Lumber prices have hit a new low relative to gold

There is never a paucity of potential problems for equity investors. After suffering through last year, it seems everyone is waiting for the next shoe to drop and using any excuse to reduce exposure.

One worry that has cropped up lately is the drastic moves in some commodities. The ratio of lumber to gold prices is a fairly common one, as lumber is a reflection of building and economic activity. In contrast, gold is mostly just a shiny rock that sometimes serves as a safe haven asset.

In recent weeks, the former has been plunging while the latter soars. That raised concerns that an essential part of the economy is faltering while investors rush into the "safety" of gold. Over the last decade, though, a low ratio of lumber to gold prices hasn't been a very good reason to worry.

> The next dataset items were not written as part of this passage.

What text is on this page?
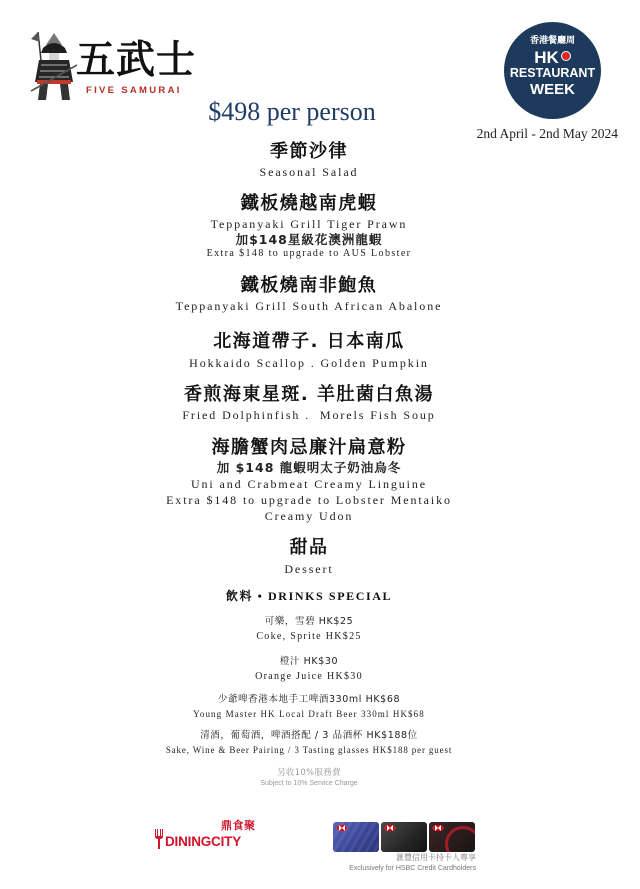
五武士
FIVE SAMURAI
香港餐廳周
HK
RESTAURANT
WEEK
$498 per person
2nd April - 2nd May 2024
季節沙律
Seasonal Salad
鐵板燒越南虎蝦
Teppanyaki Grill Tiger Prawn
加$148星級花澳洲龍蝦
Extra $148 to upgrade to AUS Lobster
鐵板燒南非鮑魚
Teppanyaki Grill South African Abalone
北海道帶子. 日本南瓜
Hokkaido Scallop . Golden Pumpkin
香煎海東星斑. 羊肚菌白魚湯
Fried Dolphinfish .  Morels Fish Soup
海膽蟹肉忌廉汁扁意粉
加 $148 龍蝦明太子奶油烏冬
Uni and Crabmeat Creamy Linguine
Extra $148 to upgrade to Lobster Mentaiko
Creamy Udon
甜品
Dessert
飲料 • DRINKS SPECIAL
可樂，雪碧 HK$25
Coke, Sprite HK$25
橙汁 HK$30
Orange Juice HK$30
少爺啤香港本地手工啤酒330ml HK$68
Young Master HK Local Draft Beer 330ml HK$68
清酒，葡萄酒，啤酒搭配 / 3 品酒杯 HK$188位
Sake, Wine & Beer Pairing / 3 Tasting glasses HK$188 per guest
另收10%服務費
Subject to 10% Service Charge
鼎食聚
DININGCITY
滙豐信用卡持卡人專享
Exclusively for HSBC Credit Cardholders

Taking a long-term view, a lagging lumber/gold ratio gave a few decent heads-ups. Because the ratio has undergone significant regime shifts in the past, it's most helpful to look at a relative measure, like the level of the ratio compared to its other readings over the past year.

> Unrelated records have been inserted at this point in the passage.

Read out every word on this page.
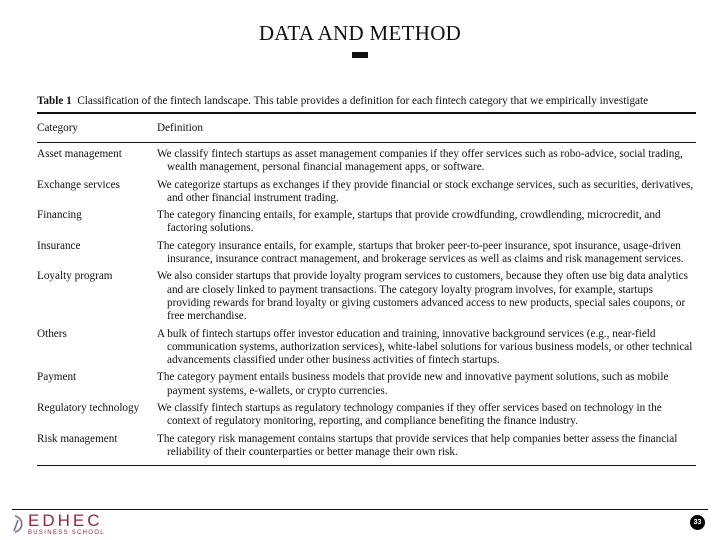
DATA AND METHOD
Table 1 Classification of the fintech landscape. This table provides a definition for each fintech category that we empirically investigate
Category	Definition
Asset management	We classify fintech startups as asset management companies if they offer services such as robo-advice, social trading, wealth management, personal financial management apps, or software.
Exchange services	We categorize startups as exchanges if they provide financial or stock exchange services, such as securities, derivatives, and other financial instrument trading.
Financing	The category financing entails, for example, startups that provide crowdfunding, crowdlending, microcredit, and factoring solutions.
Insurance	The category insurance entails, for example, startups that broker peer-to-peer insurance, spot insurance, usage-driven insurance, insurance contract management, and brokerage services as well as claims and risk management services.
Loyalty program	We also consider startups that provide loyalty program services to customers, because they often use big data analytics and are closely linked to payment transactions. The category loyalty program involves, for example, startups providing rewards for brand loyalty or giving customers advanced access to new products, special sales coupons, or free merchandise.
Others	A bulk of fintech startups offer investor education and training, innovative background services (e.g., near-field communication systems, authorization services), white-label solutions for various business models, or other technical advancements classified under other business activities of fintech startups.
Payment	The category payment entails business models that provide new and innovative payment solutions, such as mobile payment systems, e-wallets, or crypto currencies.
Regulatory technology	We classify fintech startups as regulatory technology companies if they offer services based on technology in the context of regulatory monitoring, reporting, and compliance benefiting the finance industry.
Risk management	The category risk management contains startups that provide services that help companies better assess the financial reliability of their counterparties or better manage their own risk.
EDHEC
BUSINESS SCHOOL
33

The chart below plots red dots on the S&P 500 whenever the lumber/gold ratio sets a new 52-week low.

The table below shows future returns in the S&P when the ratio set a new low for the first time in at least 50 sessions, which was triggered at the end of March.

Overall returns for the S&P weren't great, but they also weren't consistently terrible. Over most time frames, its median return was higher than a random return, and the maximum gain exceeded the maximum loss. The worry is that several signals preceded double-digit losses.

A new low in the ratio preceded higher lumber and gold prices, too

New lows in the ratio were mainly a good sign for lumber prices. Even though the contract has spent years (even decades) without going much of anywhere, there was a modest tendency toward mean-reversion. Over the next six months, lumber rose 74% of the time, averaging +8.7%. There were many double-digit, even some triple-digit, gains, but also four signals that suffered double-digit losses.

Curiously, gold also tended to show positive returns, especially over the past twenty years; before 2002, not so much.

What the research tells us...

Analysts increasingly tend to use ratios of economic metrics or asset classes to glean macroeconomic insights and apply those to the prospects for stocks. "Insights" is often a misnomer because, most of the time, extremes in those ratios have highlighted one or two cherry-picked disasters and nothing special the rest of the time. A new low in the ratio of lumber to gold seems to be one of those, as it preceded consistently positive returns for the S&P 500 over the past 40 years.